Rocky Mountain (63rd Annual) and Cordilleran (107th Annual) Joint Meeting (18–20 May 2011)

Paper No. 17
Presentation Time: 8:00 AM-1:00 PM

REASSESSING A PROPOSED LARGE LATE-GLACIAL ALPINE ADVANCE NEAR MT. BAKER, WA


HARRINGTON, Joel A., 1350 Humboldt St, Bellingham, WA 98225 and CLARK, Douglas H., Geology, Western Washington Univ, 516 High Street, Bellingham, WA 98225, harrinj4@gmail.com

We combined recent LiDAR data and field investigations to reevaluate the evidence for a large late-glacial (post-Vashon) alpine glacier advance proposed for the Nooksack River drainage centered on Mt. Baker, northwest Washington (Kovanen and Easterbrook, 2001). Major evidence for this event includes four putative latero-frontal moraines identified in the North and Middle forks of the Nooksack River and near Lake Whatcom. Our reassessment is motivated by the recent availability of high-resolution bare-earth LiDAR altimetry in the area, in addition to the fact that the magnitude of this proposed advance is anomalously large compared to other late-glacial alpine glacier advances in the region.

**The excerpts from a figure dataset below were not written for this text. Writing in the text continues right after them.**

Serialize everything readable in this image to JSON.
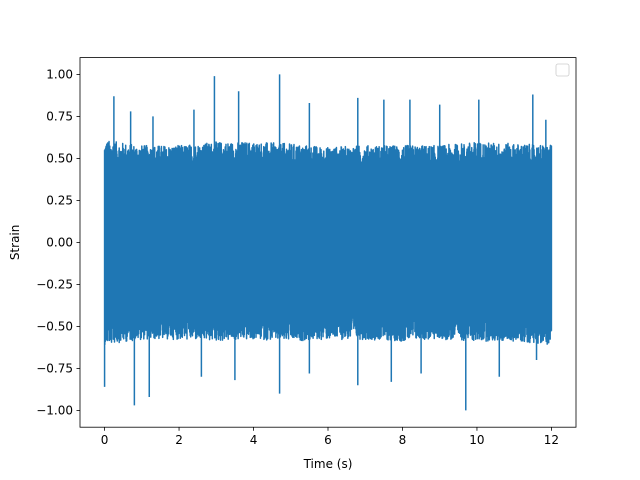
{
  "chart_data": {
    "type": "line",
    "title": "",
    "xlabel": "Time (s)",
    "ylabel": "Strain",
    "xlim": [
      -0.66,
      12.66
    ],
    "ylim": [
      -1.1,
      1.1
    ],
    "xticks": [
      0,
      2,
      4,
      6,
      8,
      10,
      12
    ],
    "xtick_labels": [
      "0",
      "2",
      "4",
      "6",
      "8",
      "10",
      "12"
    ],
    "yticks": [
      -1.0,
      -0.75,
      -0.5,
      -0.25,
      0.0,
      0.25,
      0.5,
      0.75,
      1.0
    ],
    "ytick_labels": [
      "−1.00",
      "−0.75",
      "−0.50",
      "−0.25",
      "0.00",
      "0.25",
      "0.50",
      "0.75",
      "1.00"
    ],
    "grid": false,
    "legend": {
      "placement": "top-right",
      "entries": []
    },
    "series": [
      {
        "color": "#1f77b4",
        "x_range": [
          0,
          12
        ],
        "envelope": {
          "x": [
            0,
            1,
            2,
            3,
            4,
            5,
            6,
            7,
            8,
            9,
            10,
            11,
            12
          ],
          "typical_max": [
            0.58,
            0.55,
            0.55,
            0.57,
            0.57,
            0.56,
            0.54,
            0.55,
            0.55,
            0.55,
            0.57,
            0.56,
            0.55
          ],
          "typical_min": [
            -0.58,
            -0.55,
            -0.55,
            -0.56,
            -0.55,
            -0.56,
            -0.55,
            -0.55,
            -0.56,
            -0.55,
            -0.56,
            -0.56,
            -0.58
          ]
        },
        "peaks": [
          {
            "x": 0.25,
            "y": 0.87
          },
          {
            "x": 0.7,
            "y": 0.78
          },
          {
            "x": 1.3,
            "y": 0.75
          },
          {
            "x": 2.4,
            "y": 0.79
          },
          {
            "x": 2.95,
            "y": 0.99
          },
          {
            "x": 3.6,
            "y": 0.9
          },
          {
            "x": 4.7,
            "y": 1.0
          },
          {
            "x": 5.5,
            "y": 0.83
          },
          {
            "x": 6.8,
            "y": 0.86
          },
          {
            "x": 7.5,
            "y": 0.85
          },
          {
            "x": 8.2,
            "y": 0.85
          },
          {
            "x": 9.0,
            "y": 0.82
          },
          {
            "x": 10.05,
            "y": 0.85
          },
          {
            "x": 11.5,
            "y": 0.88
          },
          {
            "x": 11.85,
            "y": 0.73
          }
        ],
        "troughs": [
          {
            "x": 0.0,
            "y": -0.86
          },
          {
            "x": 0.8,
            "y": -0.97
          },
          {
            "x": 1.2,
            "y": -0.92
          },
          {
            "x": 2.6,
            "y": -0.8
          },
          {
            "x": 3.5,
            "y": -0.82
          },
          {
            "x": 4.7,
            "y": -0.9
          },
          {
            "x": 5.5,
            "y": -0.78
          },
          {
            "x": 6.8,
            "y": -0.85
          },
          {
            "x": 7.7,
            "y": -0.83
          },
          {
            "x": 8.5,
            "y": -0.78
          },
          {
            "x": 9.7,
            "y": -1.0
          },
          {
            "x": 10.6,
            "y": -0.8
          },
          {
            "x": 11.6,
            "y": -0.7
          }
        ]
      }
    ]
  }
}
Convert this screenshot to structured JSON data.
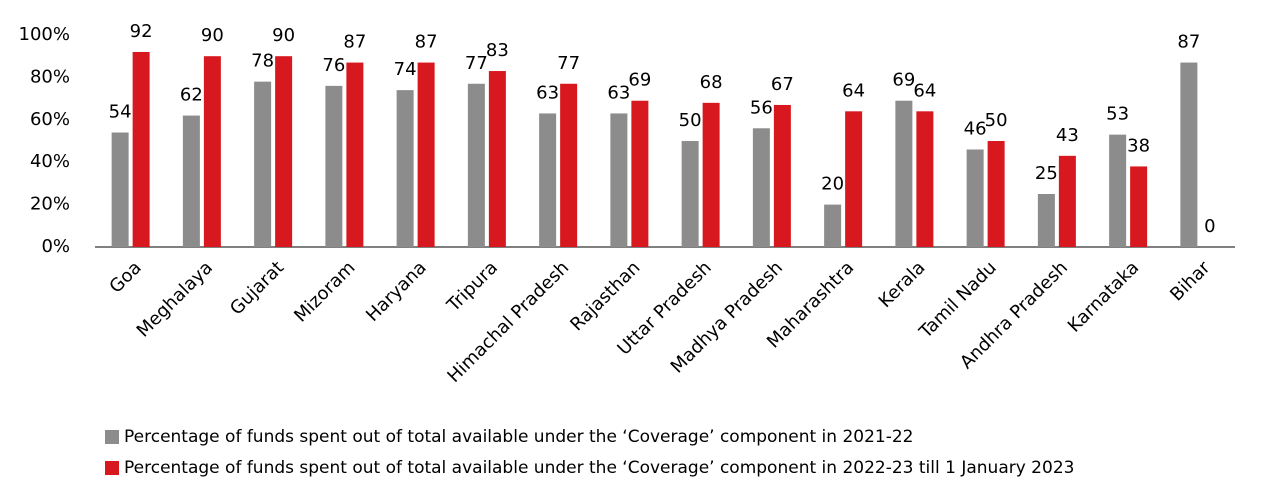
{
  "chart_data": {
    "type": "bar",
    "categories": [
      "Goa",
      "Meghalaya",
      "Gujarat",
      "Mizoram",
      "Haryana",
      "Tripura",
      "Himachal Pradesh",
      "Rajasthan",
      "Uttar Pradesh",
      "Madhya Pradesh",
      "Maharashtra",
      "Kerala",
      "Tamil Nadu",
      "Andhra Pradesh",
      "Karnataka",
      "Bihar"
    ],
    "series": [
      {
        "name": "Percentage of funds spent out of total available under the ‘Coverage’ component in 2021-22",
        "color": "#8c8c8c",
        "values": [
          54,
          62,
          78,
          76,
          74,
          77,
          63,
          63,
          50,
          56,
          20,
          69,
          46,
          25,
          53,
          87
        ]
      },
      {
        "name": "Percentage of funds spent out of total available under the ‘Coverage’ component in 2022-23 till 1 January 2023",
        "color": "#d7191f",
        "values": [
          92,
          90,
          90,
          87,
          87,
          83,
          77,
          69,
          68,
          67,
          64,
          64,
          50,
          43,
          38,
          0
        ]
      }
    ],
    "ylim": [
      0,
      100
    ],
    "yticks": [
      {
        "value": 0,
        "label": "0%"
      },
      {
        "value": 20,
        "label": "20%"
      },
      {
        "value": 40,
        "label": "40%"
      },
      {
        "value": 60,
        "label": "60%"
      },
      {
        "value": 80,
        "label": "80%"
      },
      {
        "value": 100,
        "label": "100%"
      }
    ],
    "grid": false
  }
}
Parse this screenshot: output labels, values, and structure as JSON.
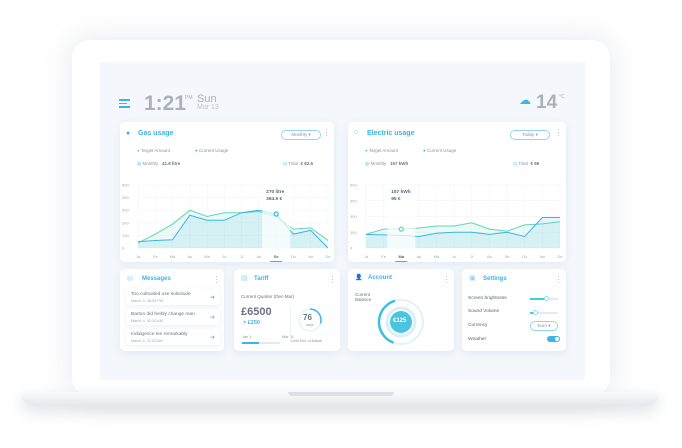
{
  "header": {
    "time": "1:21",
    "ampm": "PM",
    "day": "Sun",
    "date": "Mar 13",
    "temperature": "14",
    "temp_unit": "°C",
    "weather_icon": "cloud-snow-icon",
    "menu_icon": "menu-icon"
  },
  "gas": {
    "title": "Gas usage",
    "period": "Monthly",
    "legend": [
      "Target Amount",
      "Current Usage"
    ],
    "monthly_label": "Monthly",
    "monthly_value": "41.6 litre",
    "total_label": "Total",
    "total_value": "€ 62.5",
    "tooltip": [
      "270 litre",
      "364.5 €"
    ]
  },
  "electric": {
    "title": "Electric usage",
    "period": "Today",
    "legend": [
      "Target Amount",
      "Current Usage"
    ],
    "monthly_label": "Monthly",
    "monthly_value": "157 kWh",
    "total_label": "Total",
    "total_value": "€ 95",
    "tooltip": [
      "157 kWh",
      "95 €"
    ]
  },
  "messages": {
    "title": "Messages",
    "items": [
      {
        "text": "Too cultivated use solicitude",
        "date": "March 5, 08:05 PM"
      },
      {
        "text": "Barton did feebly change man",
        "date": "March 4, 02:30 AM"
      },
      {
        "text": "Indulgence ten remarkably",
        "date": "March 2, 11:20 AM"
      }
    ]
  },
  "tariff": {
    "title": "Tariff",
    "quarter": "Current Quarter (Dec-Mar)",
    "amount": "£6500",
    "delta": "> £250",
    "start": "Jan 1",
    "end": "Mar 31",
    "progress": 0.45,
    "days": "76",
    "days_label": "days",
    "until": "Until End of March",
    "days_fraction": 0.3
  },
  "account": {
    "title": "Account",
    "label": "Current Balance",
    "balance": "€125",
    "fraction": 0.4
  },
  "settings": {
    "title": "Settings",
    "brightness_label": "Screen brightness",
    "brightness": 0.6,
    "volume_label": "Sound Volume",
    "volume": 0.2,
    "currency_label": "Currency",
    "currency": "Euro",
    "weather_label": "Weather",
    "weather_on": true
  },
  "colors": {
    "accent": "#3cb4e6",
    "target": "#5fd6b4",
    "text": "#5a6478"
  },
  "chart_data": [
    {
      "type": "line",
      "title": "Gas usage",
      "categories": [
        "Ja",
        "Fe",
        "Ma",
        "Ap",
        "Ma",
        "Ju",
        "Jl",
        "Au",
        "Se",
        "Oc",
        "No",
        "De"
      ],
      "ylim": [
        0,
        500
      ],
      "yticks": [
        0,
        100,
        200,
        300,
        400,
        500
      ],
      "highlight": "Se",
      "series": [
        {
          "name": "Target Amount",
          "values": [
            40,
            110,
            190,
            300,
            250,
            280,
            280,
            290,
            250,
            150,
            160,
            60
          ]
        },
        {
          "name": "Current Usage",
          "values": [
            50,
            60,
            65,
            260,
            220,
            220,
            280,
            300,
            270,
            110,
            140,
            0
          ]
        }
      ]
    },
    {
      "type": "line",
      "title": "Electric usage",
      "categories": [
        "Ja",
        "Fe",
        "Ma",
        "Ap",
        "Ma",
        "Ju",
        "Jl",
        "Au",
        "Se",
        "Oc",
        "No",
        "De"
      ],
      "ylim": [
        0,
        600
      ],
      "yticks": [
        0,
        150,
        300,
        450,
        600
      ],
      "highlight": "Ma",
      "series": [
        {
          "name": "Target Amount",
          "values": [
            130,
            180,
            180,
            190,
            210,
            210,
            240,
            180,
            160,
            220,
            230,
            250
          ]
        },
        {
          "name": "Current Usage",
          "values": [
            130,
            125,
            120,
            110,
            140,
            150,
            150,
            130,
            150,
            110,
            290,
            290
          ]
        }
      ]
    }
  ]
}
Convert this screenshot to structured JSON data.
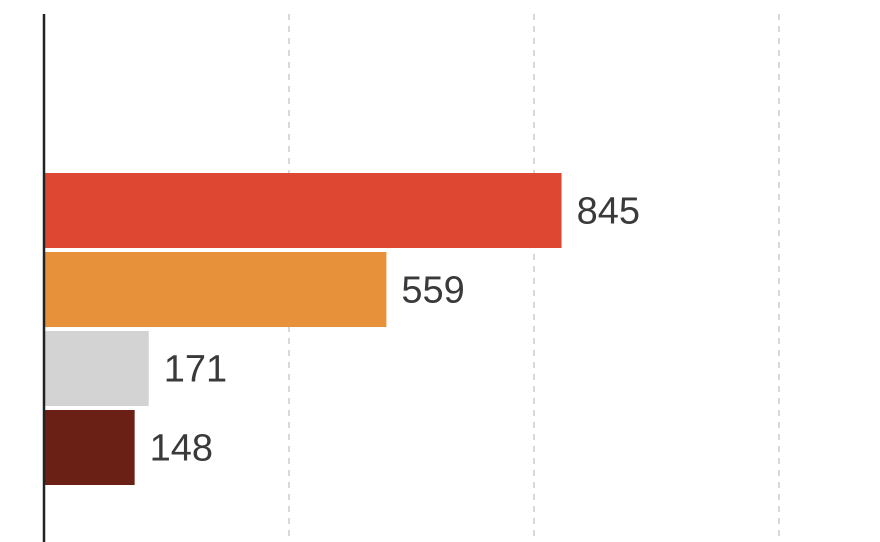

In the North Fork Nooksack, LiDAR imagery shows the “Kendall moraine” to be a nearly north-south trending streamlined hill that matches the shape, size and orientation of numerous other nearby fluted hills. A roadcut through the “Kendall moraine” exposes highly compacted till. Cobbles in the till are dominated by lithologies associated with bedrock exposed north of the site (e.g., crinoid-rich limestone). We found no cobbles of Mt. Baker Andesite, previously reported as major evidence that the till originated from a west-flowing valley glacier. Our data indicate that this “terminal moraine” is instead a subglacial flute deposited by southward flow of the Cordilleran Ice sheet during the Vashon Stade. The “Maple Falls moraine,” directly up valley of the Kendall site, also appears to be a subglacial deposit of the Vashon Stade. In the Middle Fork Nooksack valley, the primary evidence for the alpine advance, a putative “lateral moraine,” instead appears to be post-glacial river incision into ice-stagnation deposits in the valley. The primary evidence for a glacier originating in the South Fork Nooksack basin, a “moraine” along the southeast shore of Lk. Whatcom, is morphologically indistinguishable from numerous other north-south subglacial flutes in the area. We also did not find erratics or till cobbles requiring a source to the east (e.g., dunite). In summary, our results indicate that deposits previously interpreted as subaerial terminal and lateral moraines from a late-glacial alpine glacier advance at Mt. Baker are instead either subglacial flutes or ice-stagnation deposits related to late phases of the Vashon stade.